Miguel Torga declarou ser «um filho ocidental da Ibéria» e que Portugal era a sua «pátria cívica». Quem se dedicou ler o velho médico de São Martinho da Anta, sabe que ele é um filho predilecto de uma pátria telúrica sem fronteiras físicas, porém, bem marcada em cicatrizes.
Em plena quarentena, a olhar pela janela que vislumbra o velho cemitério a esconder uma vala comum da Guerra Civil, sei que sou filho desta Ibéria, mas ao contrário do escritor que deu mundo ao coração, sou um filho acidental. Nasci onde nasci por acaso e formei-me a olhar para o outro lado do Atlântico. Foi sem pontos cardeais que a Península se impôs no meu horizonte e comecei a palmilhar o que posso por caminhos mais aquém dos Pirinéus.

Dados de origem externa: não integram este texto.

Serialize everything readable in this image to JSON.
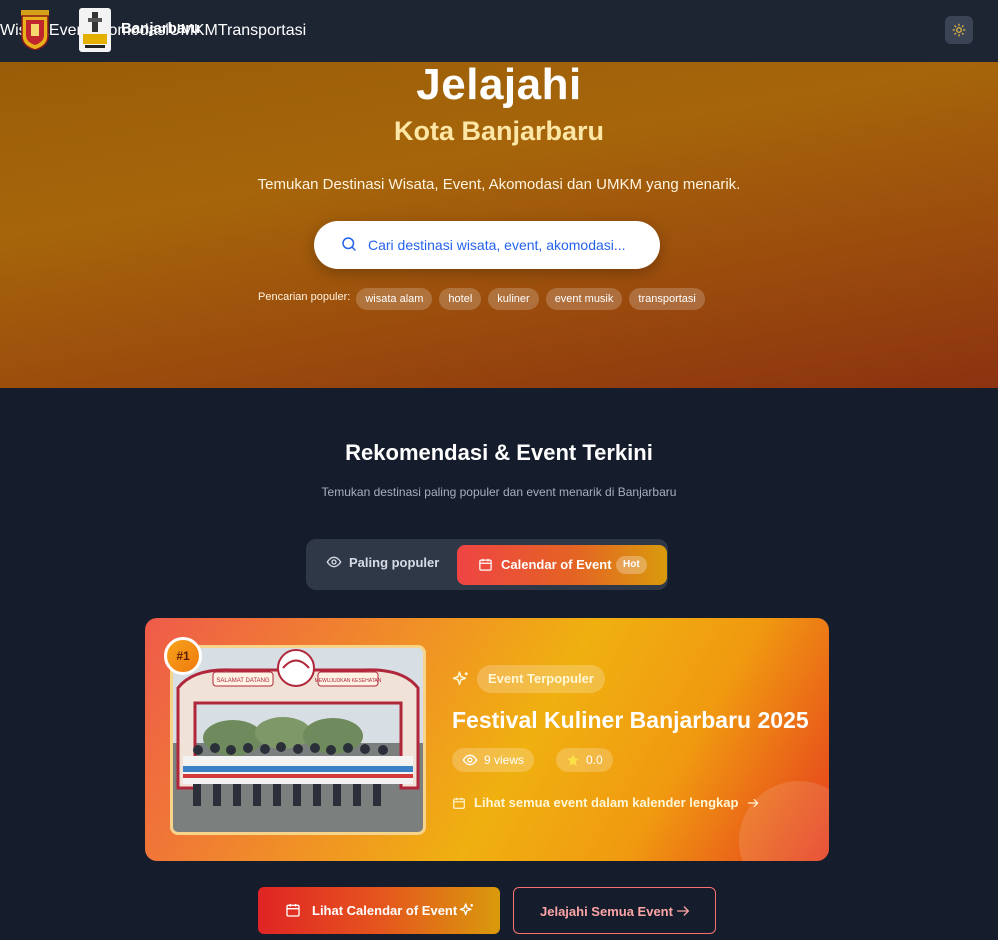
{
  "nav": {
    "brand": "Banjarbaru",
    "menu": [
      "Wisata",
      "Event",
      "Akomodasi",
      "UMKM",
      "Transportasi"
    ]
  },
  "hero": {
    "title": "Jelajahi",
    "subtitle": "Kota Banjarbaru",
    "tagline": "Temukan Destinasi Wisata, Event, Akomodasi dan UMKM yang menarik.",
    "search_placeholder": "Cari destinasi wisata, event, akomodasi...",
    "popular_label": "Pencarian populer:",
    "popular_chips": [
      "wisata alam",
      "hotel",
      "kuliner",
      "event musik",
      "transportasi"
    ]
  },
  "section": {
    "title": "Rekomendasi & Event Terkini",
    "subtitle": "Temukan destinasi paling populer dan event menarik di Banjarbaru"
  },
  "tabs": {
    "popular": "Paling populer",
    "calendar": "Calendar of Event",
    "hot": "Hot"
  },
  "featured": {
    "rank": "#1",
    "badge": "Event Terpopuler",
    "title": "Festival Kuliner Banjarbaru 2025",
    "views": "9 views",
    "rating": "0.0",
    "calendar_link": "Lihat semua event dalam kalender lengkap",
    "photo_arch_left": "SALAMAT DATANG",
    "photo_arch_right": "MEWUJUDKAN KESEHATAN"
  },
  "buttons": {
    "calendar": "Lihat Calendar of Event",
    "all_events": "Jelajahi Semua Event"
  },
  "colors": {
    "nav_bg": "#1d2533",
    "page_bg": "#151c2c",
    "accent_red": "#ef4444",
    "accent_amber": "#d99a0c"
  }
}
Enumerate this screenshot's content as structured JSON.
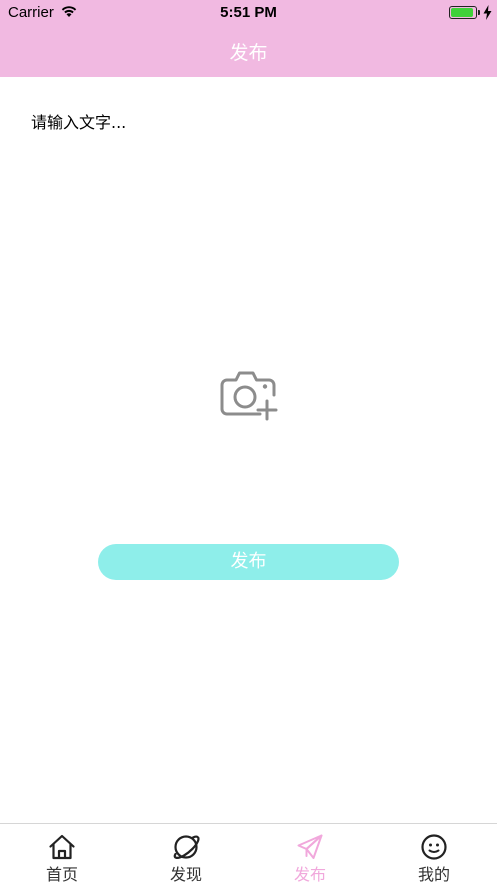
{
  "status_bar": {
    "carrier": "Carrier",
    "time": "5:51 PM",
    "battery_fraction": 0.9,
    "battery_color": "#3fd13a"
  },
  "nav": {
    "title": "发布",
    "background": "#f1b9e1"
  },
  "editor": {
    "placeholder": "请输入文字...",
    "value": ""
  },
  "photo": {
    "icon": "camera-plus-icon"
  },
  "publish_button": {
    "label": "发布",
    "color": "#8eeeea"
  },
  "tabs": [
    {
      "label": "首页",
      "icon": "home-icon",
      "active": false
    },
    {
      "label": "发现",
      "icon": "planet-icon",
      "active": false
    },
    {
      "label": "发布",
      "icon": "paper-plane-icon",
      "active": true
    },
    {
      "label": "我的",
      "icon": "smiley-icon",
      "active": false
    }
  ],
  "active_tab_color": "#f1a8dc"
}
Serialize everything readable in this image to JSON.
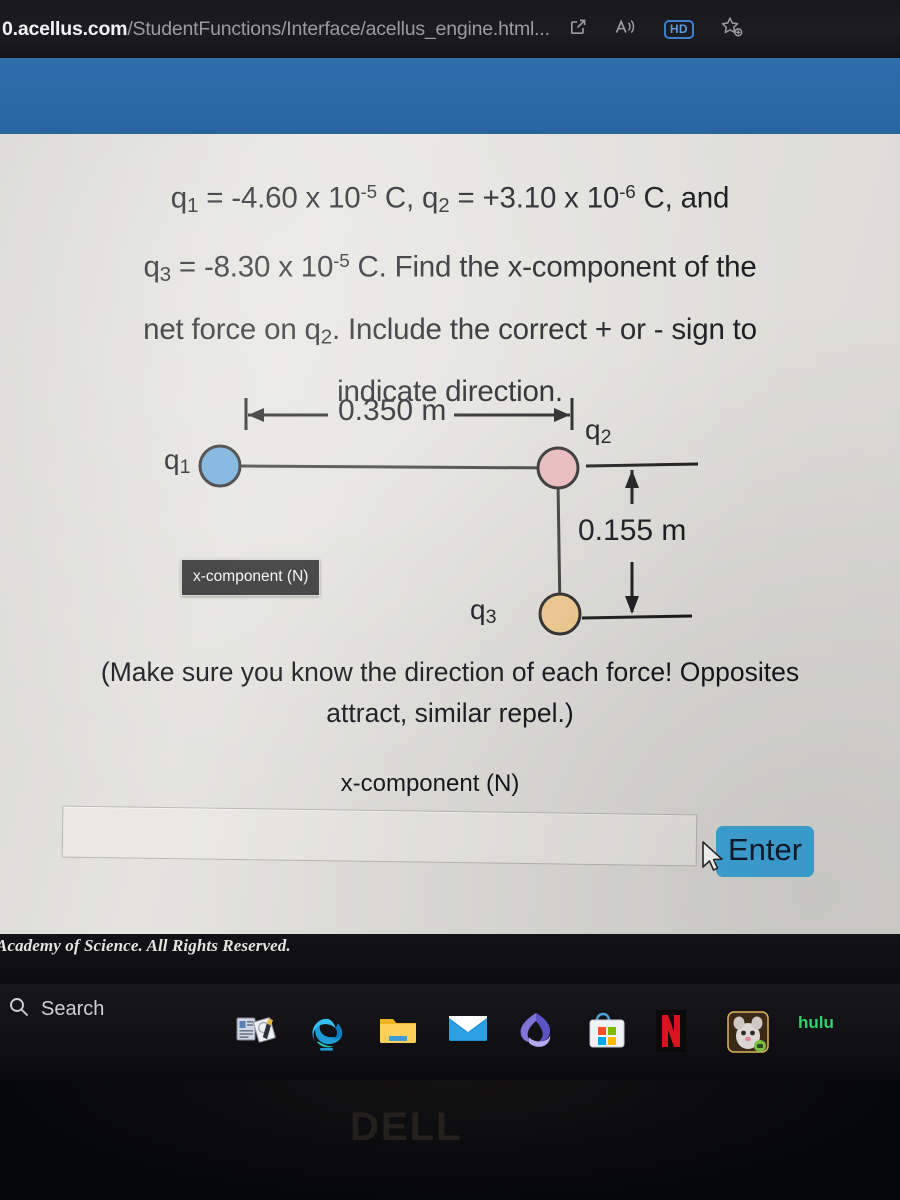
{
  "browser": {
    "url_domain": "0.acellus.com",
    "url_path": "/StudentFunctions/Interface/acellus_engine.html",
    "url_ellipsis": "...",
    "icons": {
      "open_external": "open-in-new-tab-icon",
      "read_aloud": "read-aloud-icon",
      "hd_badge": "HD",
      "add_favorite": "add-to-favorites-icon"
    }
  },
  "question": {
    "line1_a": "q",
    "line1_sub1": "1",
    "line1_b": " = -4.60 x 10",
    "line1_exp1": "-5",
    "line1_c": " C, q",
    "line1_sub2": "2",
    "line1_d": " = +3.10 x 10",
    "line1_exp2": "-6",
    "line1_e": " C, and",
    "line2_a": "q",
    "line2_sub3": "3",
    "line2_b": " = -8.30 x 10",
    "line2_exp3": "-5",
    "line2_c": " C. Find the x-component of the",
    "line3": "net force on q",
    "line3_sub": "2",
    "line3_b": ". Include the correct + or - sign to",
    "line4": "indicate direction."
  },
  "diagram": {
    "label_q1": "q",
    "label_q1_sub": "1",
    "label_q2": "q",
    "label_q2_sub": "2",
    "label_q3": "q",
    "label_q3_sub": "3",
    "horizontal_distance": "0.350 m",
    "vertical_distance": "0.155 m",
    "colors": {
      "q1": "#6aa9d8",
      "q2": "#e9b9bb",
      "q3": "#f2ca8e",
      "outline": "#2b2b2b"
    }
  },
  "tooltip": {
    "text": "x-component (N)"
  },
  "note": {
    "line1": "(Make sure you know the direction of each force! Opposites",
    "line2": "attract, similar repel.)"
  },
  "answer": {
    "label": "x-component (N)",
    "value": "",
    "placeholder": "",
    "enter_label": "Enter",
    "enter_color": "#3fa8dc"
  },
  "footer": {
    "text": "Academy of Science.  All Rights Reserved."
  },
  "taskbar": {
    "search_label": "Search",
    "search_icon": "search-icon",
    "items": [
      {
        "name": "widgets-icon",
        "label": "Widgets"
      },
      {
        "name": "edge-icon",
        "label": "Microsoft Edge"
      },
      {
        "name": "file-explorer-icon",
        "label": "File Explorer"
      },
      {
        "name": "mail-icon",
        "label": "Mail"
      },
      {
        "name": "microsoft-365-icon",
        "label": "Microsoft 365"
      },
      {
        "name": "microsoft-store-icon",
        "label": "Microsoft Store"
      },
      {
        "name": "netflix-icon",
        "label": "N"
      },
      {
        "name": "game-app-icon",
        "label": "Game"
      },
      {
        "name": "hulu-icon",
        "label": "hulu"
      }
    ]
  },
  "device": {
    "brand": "DELL"
  }
}
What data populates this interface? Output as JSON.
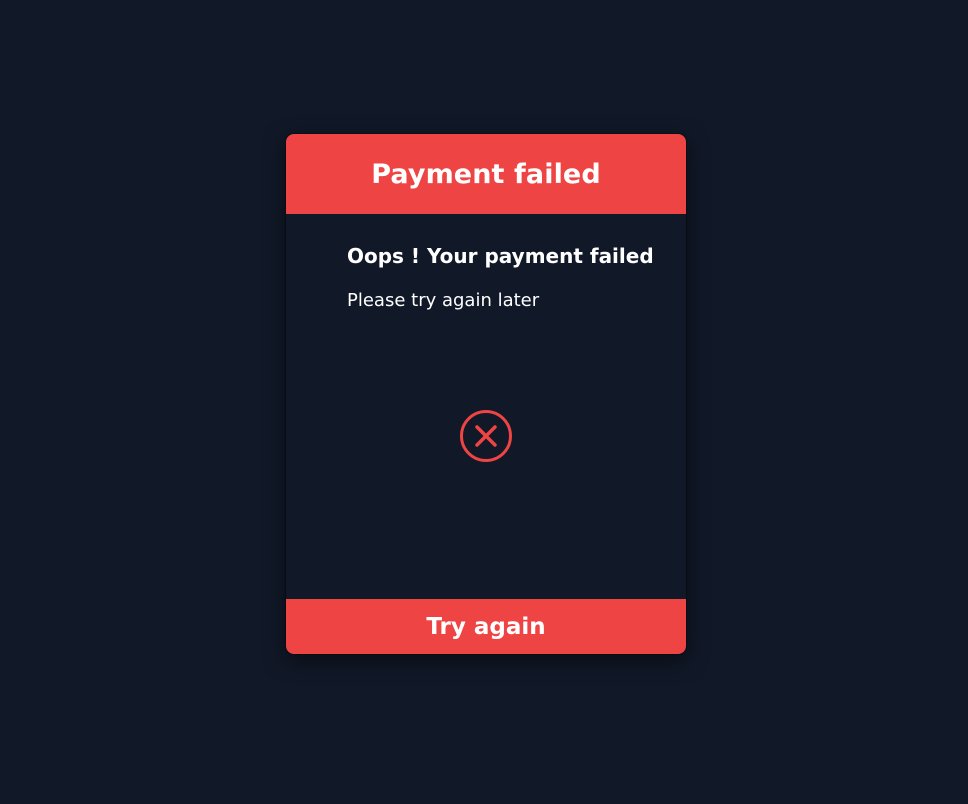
{
  "modal": {
    "title": "Payment failed",
    "message_title": "Oops ! Your payment failed",
    "message_subtitle": "Please try again later",
    "icon": "circle-x-icon",
    "retry_label": "Try again"
  },
  "colors": {
    "background": "#111827",
    "accent": "#EF4444",
    "text": "#FFFFFF"
  }
}
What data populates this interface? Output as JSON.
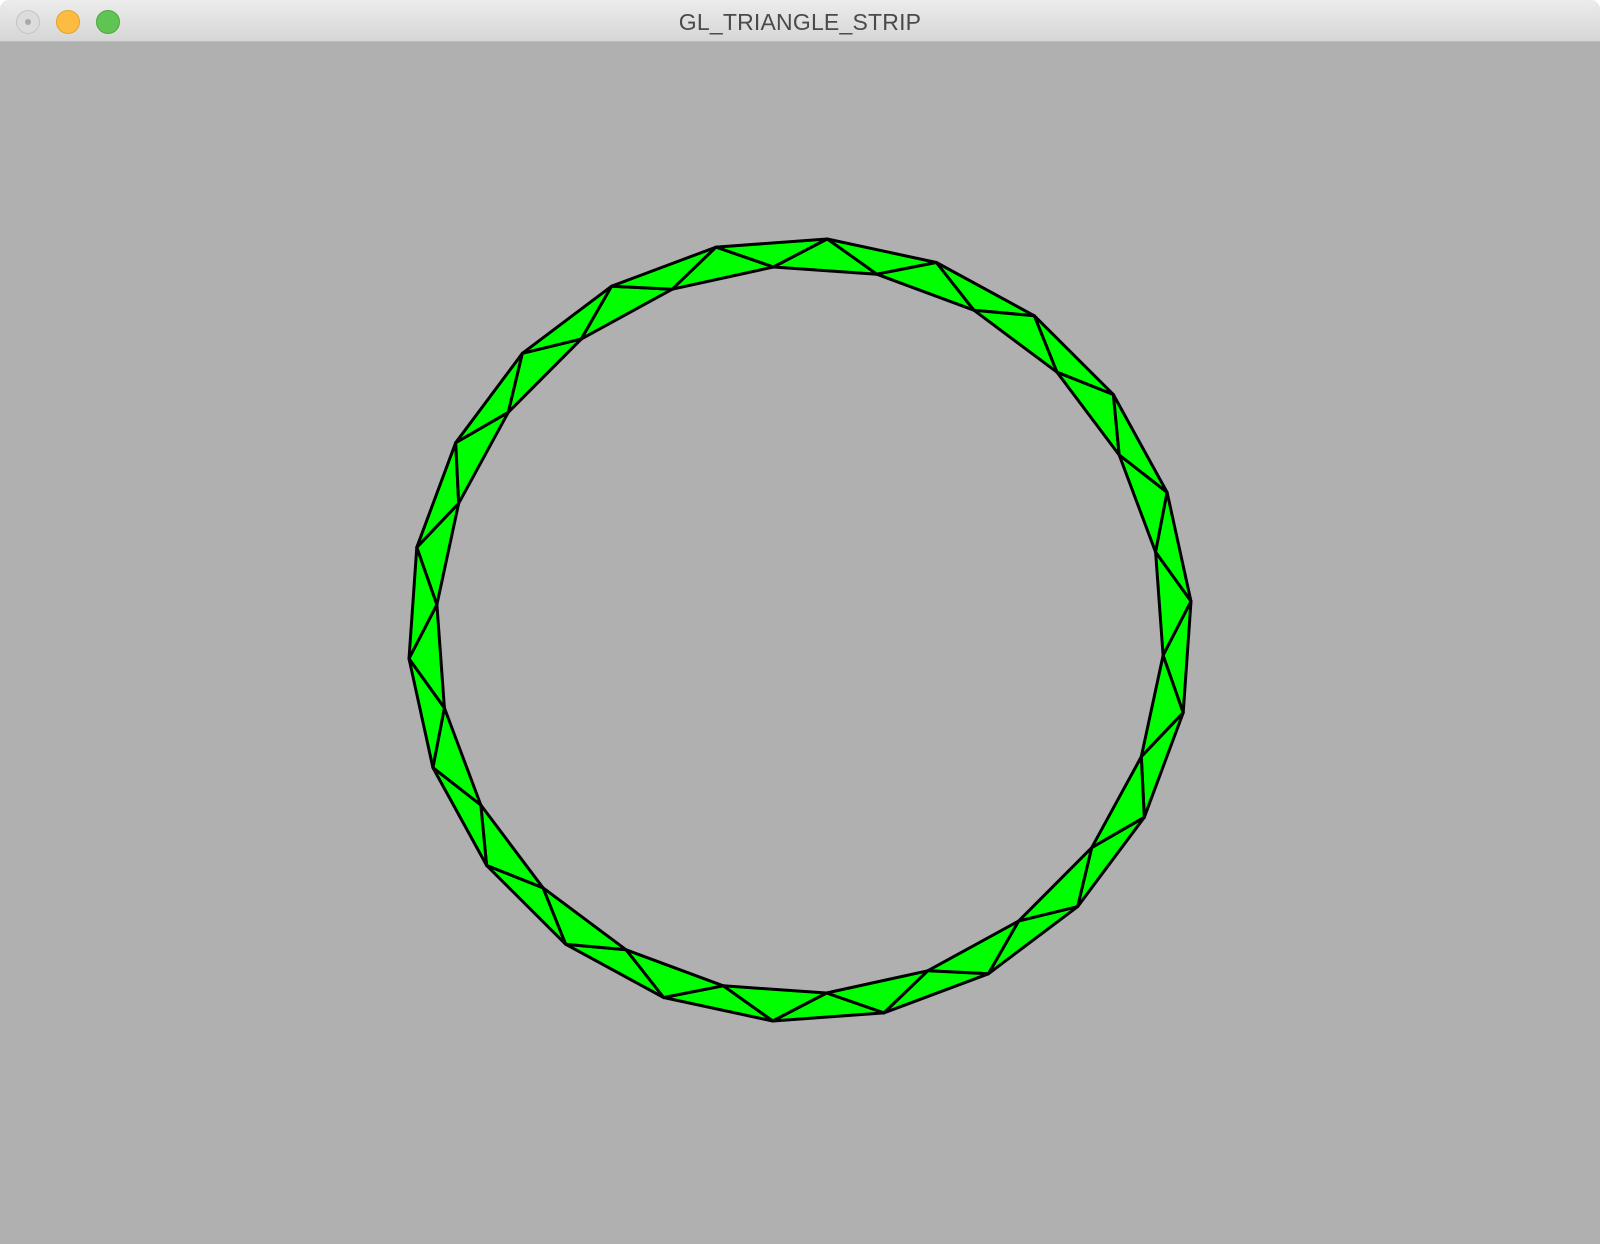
{
  "window": {
    "title": "GL_TRIANGLE_STRIP"
  },
  "colors": {
    "background": "#b0b0b0",
    "fill": "#00ff00",
    "outline": "#000000"
  },
  "icons": {
    "close": "close-icon",
    "minimize": "minimize-icon",
    "zoom": "zoom-icon"
  },
  "scene": {
    "primitive": "GL_TRIANGLE_STRIP",
    "shape": "ring",
    "segments": 22
  }
}
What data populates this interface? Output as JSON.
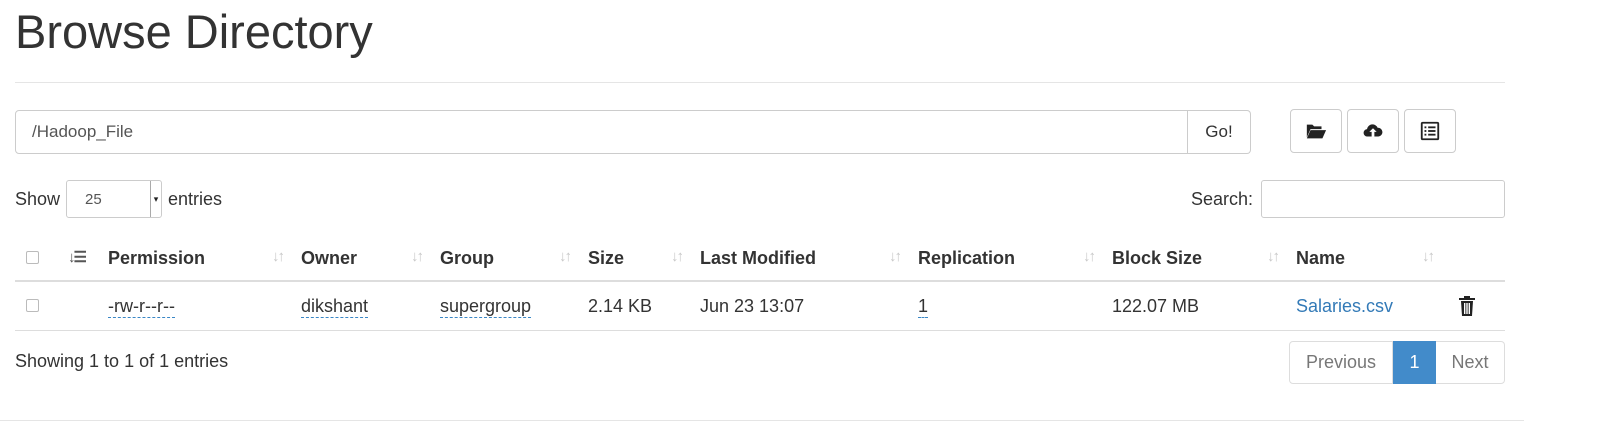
{
  "page": {
    "title": "Browse Directory"
  },
  "path": {
    "value": "/Hadoop_File",
    "go_label": "Go!"
  },
  "toolbar": {
    "icons": [
      "folder-open-icon",
      "cloud-upload-icon",
      "list-alt-icon"
    ]
  },
  "length": {
    "show_label": "Show",
    "value": "25",
    "entries_label": "entries"
  },
  "search": {
    "label": "Search:",
    "value": ""
  },
  "table": {
    "headers": [
      "Permission",
      "Owner",
      "Group",
      "Size",
      "Last Modified",
      "Replication",
      "Block Size",
      "Name"
    ],
    "rows": [
      {
        "permission": "-rw-r--r--",
        "owner": "dikshant",
        "group": "supergroup",
        "size": "2.14 KB",
        "last_modified": "Jun 23 13:07",
        "replication": "1",
        "block_size": "122.07 MB",
        "name": "Salaries.csv"
      }
    ]
  },
  "info": "Showing 1 to 1 of 1 entries",
  "pagination": {
    "previous": "Previous",
    "current": "1",
    "next": "Next"
  },
  "colors": {
    "link": "#337ab7",
    "active_page": "#428bca"
  }
}
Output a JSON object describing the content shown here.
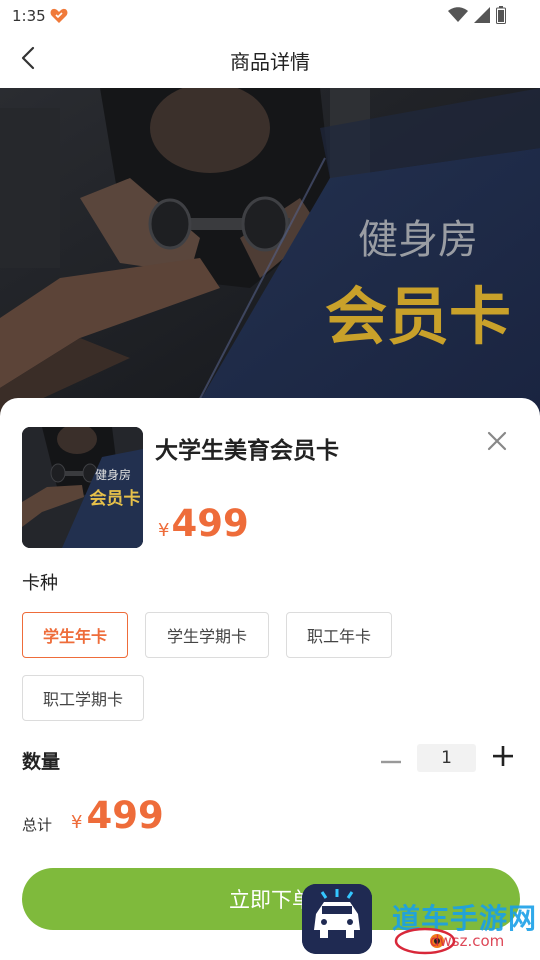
{
  "status_bar": {
    "time": "1:35"
  },
  "nav": {
    "title": "商品详情"
  },
  "hero": {
    "line1": "健身房",
    "line2": "会员卡"
  },
  "product": {
    "name": "大学生美育会员卡",
    "thumb_line1": "健身房",
    "thumb_line2": "会员卡",
    "currency": "¥",
    "price": "499"
  },
  "card_type": {
    "label": "卡种",
    "options": [
      {
        "label": "学生年卡",
        "selected": true
      },
      {
        "label": "学生学期卡",
        "selected": false
      },
      {
        "label": "职工年卡",
        "selected": false
      },
      {
        "label": "职工学期卡",
        "selected": false
      }
    ]
  },
  "quantity": {
    "label": "数量",
    "value": "1"
  },
  "total": {
    "label": "总计",
    "currency": "¥",
    "amount": "499"
  },
  "submit": {
    "label": "立即下单"
  },
  "watermark": {
    "text": "道车手游网",
    "url": "dwsz.com"
  },
  "colors": {
    "accent": "#ee6c3a",
    "button": "#7fba3c",
    "hero_gold": "#c9a12a"
  },
  "icons": {
    "back": "chevron-left-icon",
    "close": "close-icon",
    "minus": "minus-icon",
    "plus": "plus-icon",
    "wifi": "wifi-icon",
    "signal": "signal-icon",
    "battery": "battery-icon",
    "heart": "heart-icon"
  }
}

Não há desígnios para os factos, para as circunstâncias que vivo. Hoje há uma janela, uma contingência, um ar livre restrito a ir às compras, à farmácia, despejar o lixo ou a ir trabalhar. Fecha-se-me o dia-a-dia e coabito com os meus pequenos na nossa casa saudosa do nosso campo. Tudo isto é o quê? Um acidente? O ocidente infectado pelo desprezo da experiência do Oriente?
Por enquanto tenho a janela, tenho a certeza da incerteza, tenho a calma de saber que tudo tem sido um acaso. Este que estou a viver, que estamos a viver, é apenas mais um.